What are the possible ways to form the set $A$?
My try:
For the 1st element of $A$ we have $2$ choices namely $1,4$, for second we have $2$ choices namely $2,5$ and for $3rd$ element we have $2$ choices namely $3,6$. Thus there are in total $2\times 2\times 2=8$ choices for the first 3 elements of $A$.
Now for the 4th element we have $3$ choices. So there will be $\binom{3}{1}=3$ choices.
So the total ways of forming $A$ is $8\times 3=24$ .
There was also a 2nd question which asked what if $A$ had $5$ or $6$ elements?
If $A$ had $5$ elements I answered that there will be $8\times \binom{3}{2}=24$ choices.
Now if $A$ had $6$ elements I answered that there will be $8\times \binom{3}{3}=8$ choices.
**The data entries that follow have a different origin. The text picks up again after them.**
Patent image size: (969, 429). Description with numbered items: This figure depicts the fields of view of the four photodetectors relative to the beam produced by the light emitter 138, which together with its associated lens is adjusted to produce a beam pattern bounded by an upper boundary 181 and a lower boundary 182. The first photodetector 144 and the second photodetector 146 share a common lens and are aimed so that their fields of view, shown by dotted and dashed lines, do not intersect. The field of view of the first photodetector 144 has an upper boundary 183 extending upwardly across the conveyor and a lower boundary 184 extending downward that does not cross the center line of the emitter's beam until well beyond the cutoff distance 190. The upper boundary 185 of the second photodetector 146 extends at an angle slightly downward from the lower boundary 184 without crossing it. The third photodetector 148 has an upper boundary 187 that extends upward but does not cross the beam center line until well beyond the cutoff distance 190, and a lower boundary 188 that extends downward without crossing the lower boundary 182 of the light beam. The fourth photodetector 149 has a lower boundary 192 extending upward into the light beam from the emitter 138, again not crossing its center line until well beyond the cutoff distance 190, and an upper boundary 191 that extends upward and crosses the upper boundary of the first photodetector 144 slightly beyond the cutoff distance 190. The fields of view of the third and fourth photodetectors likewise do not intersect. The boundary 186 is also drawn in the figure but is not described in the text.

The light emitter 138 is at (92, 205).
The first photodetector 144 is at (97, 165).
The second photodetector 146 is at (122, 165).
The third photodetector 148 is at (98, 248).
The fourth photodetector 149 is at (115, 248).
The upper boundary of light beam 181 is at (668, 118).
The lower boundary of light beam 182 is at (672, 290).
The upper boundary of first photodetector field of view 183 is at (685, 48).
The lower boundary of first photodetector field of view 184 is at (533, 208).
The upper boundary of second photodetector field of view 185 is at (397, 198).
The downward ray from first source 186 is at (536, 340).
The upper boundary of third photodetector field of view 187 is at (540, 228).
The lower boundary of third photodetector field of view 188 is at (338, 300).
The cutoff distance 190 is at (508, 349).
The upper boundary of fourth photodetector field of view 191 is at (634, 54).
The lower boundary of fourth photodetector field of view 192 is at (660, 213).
My both answers had gone wrong.Can someone please help me figure it out. I dont understand why my answer is wrong and how can I get the correct answer.
Is it possible for someone to please help me out?
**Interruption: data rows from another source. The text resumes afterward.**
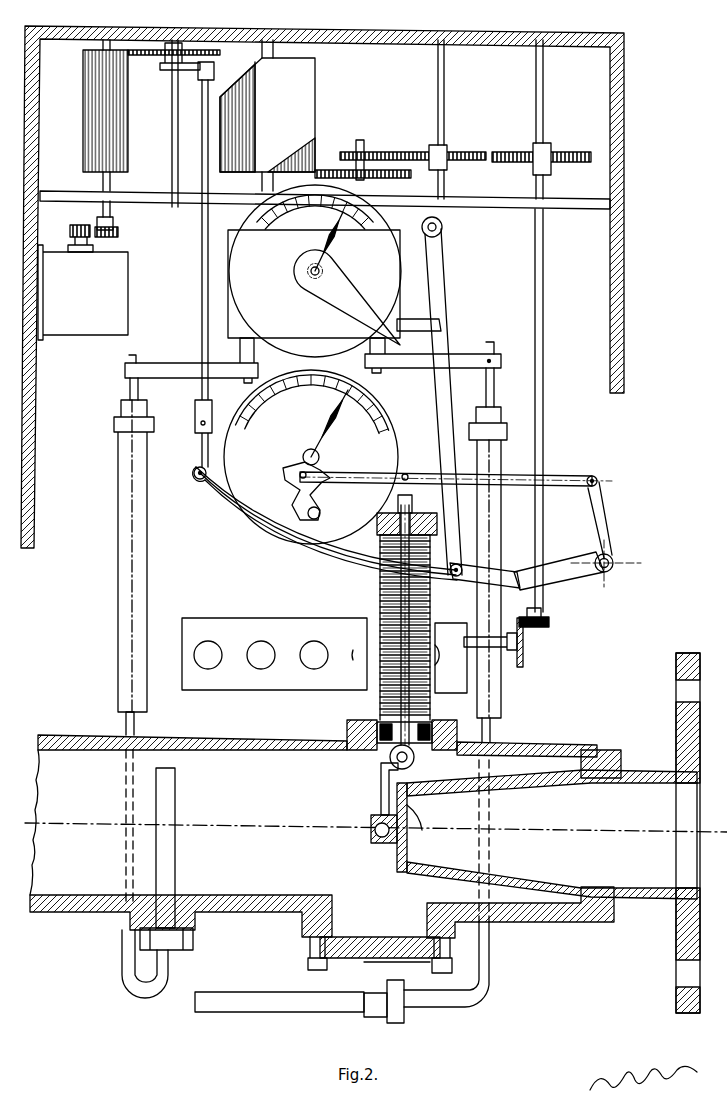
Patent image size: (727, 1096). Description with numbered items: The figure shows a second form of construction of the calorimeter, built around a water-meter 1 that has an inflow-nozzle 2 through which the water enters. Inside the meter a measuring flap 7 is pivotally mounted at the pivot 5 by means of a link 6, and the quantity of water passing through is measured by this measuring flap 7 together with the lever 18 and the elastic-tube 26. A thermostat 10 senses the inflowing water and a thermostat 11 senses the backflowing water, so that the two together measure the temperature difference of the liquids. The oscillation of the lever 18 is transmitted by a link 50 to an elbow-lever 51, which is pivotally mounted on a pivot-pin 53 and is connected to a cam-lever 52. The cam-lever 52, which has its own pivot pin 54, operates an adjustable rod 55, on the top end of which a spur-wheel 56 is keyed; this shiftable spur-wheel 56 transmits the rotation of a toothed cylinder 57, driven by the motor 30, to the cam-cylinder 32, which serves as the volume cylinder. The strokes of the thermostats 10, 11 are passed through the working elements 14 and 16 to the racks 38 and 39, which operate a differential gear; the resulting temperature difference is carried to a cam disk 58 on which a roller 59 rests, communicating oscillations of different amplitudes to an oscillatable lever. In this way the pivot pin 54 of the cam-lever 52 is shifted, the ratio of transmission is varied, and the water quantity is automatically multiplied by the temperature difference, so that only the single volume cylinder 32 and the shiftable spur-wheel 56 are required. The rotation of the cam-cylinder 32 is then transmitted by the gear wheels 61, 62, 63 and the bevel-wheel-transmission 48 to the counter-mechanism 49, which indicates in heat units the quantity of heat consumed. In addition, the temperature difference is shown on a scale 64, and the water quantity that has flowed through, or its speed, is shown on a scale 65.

The water-meter 1 is at (376, 833).
The inflow-nozzle 2 is at (510, 880).
The pivot 5 is at (392, 762).
The link 6 is at (381, 790).
The measuring flap 7 is at (402, 838).
The thermostat for the inflowing water 10 is at (167, 805).
The thermostat for the backflowing water 11 is at (255, 1000).
The working element 14 is at (128, 494).
The working element 16 is at (493, 462).
The lever 18 is at (375, 707).
The elastic-tube 26 is at (380, 595).
The motor 30 is at (112, 275).
The cam-cylinder 32 is at (296, 120).
The rack 38 is at (246, 350).
The rack 39 is at (378, 357).
The bevel-wheel-transmission 48 is at (541, 631).
The counter-mechanism 49 is at (215, 625).
The link 50 is at (424, 477).
The elbow-lever 51 is at (595, 507).
The cam-lever 52 is at (218, 496).
The pivot-pin 53 is at (614, 563).
The pivot pin 54 is at (456, 577).
The adjustable rod 55 is at (204, 308).
The spur-wheel 56 is at (196, 58).
The toothed cylinder 57 is at (118, 118).
The cam disk 58 is at (343, 262).
The roller 59 is at (398, 318).
The gear wheel 61 is at (374, 168).
The gear wheel 62 is at (458, 152).
The gear wheel 63 is at (553, 155).
The scale 64 is at (380, 220).
The scale 65 is at (375, 408).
It is never a good idea to start by fulfilling the condition and then letting the rest of the elements do whatever they want. You overcounting part of the results in this way. For example, the set $\{1,2,3,4\}$ is counted twice -- once when $1$ was selected in step 1 and once when it was $4$.
The correct answer will be to determine which couple is entirely in $A$. You have 3 ways to choose this couple, then 2 ways to choose a representative from each of the other couples. In total: $3\times 2 \times 2=12$.
Similarly, if $A$ had to have 5 elements, you need to choose which couple is not represented, then choose one element of this couple (and the 2 others come in completely). Total: $3\times 2=6$.
If $A$ to have 6 elements, there is one option.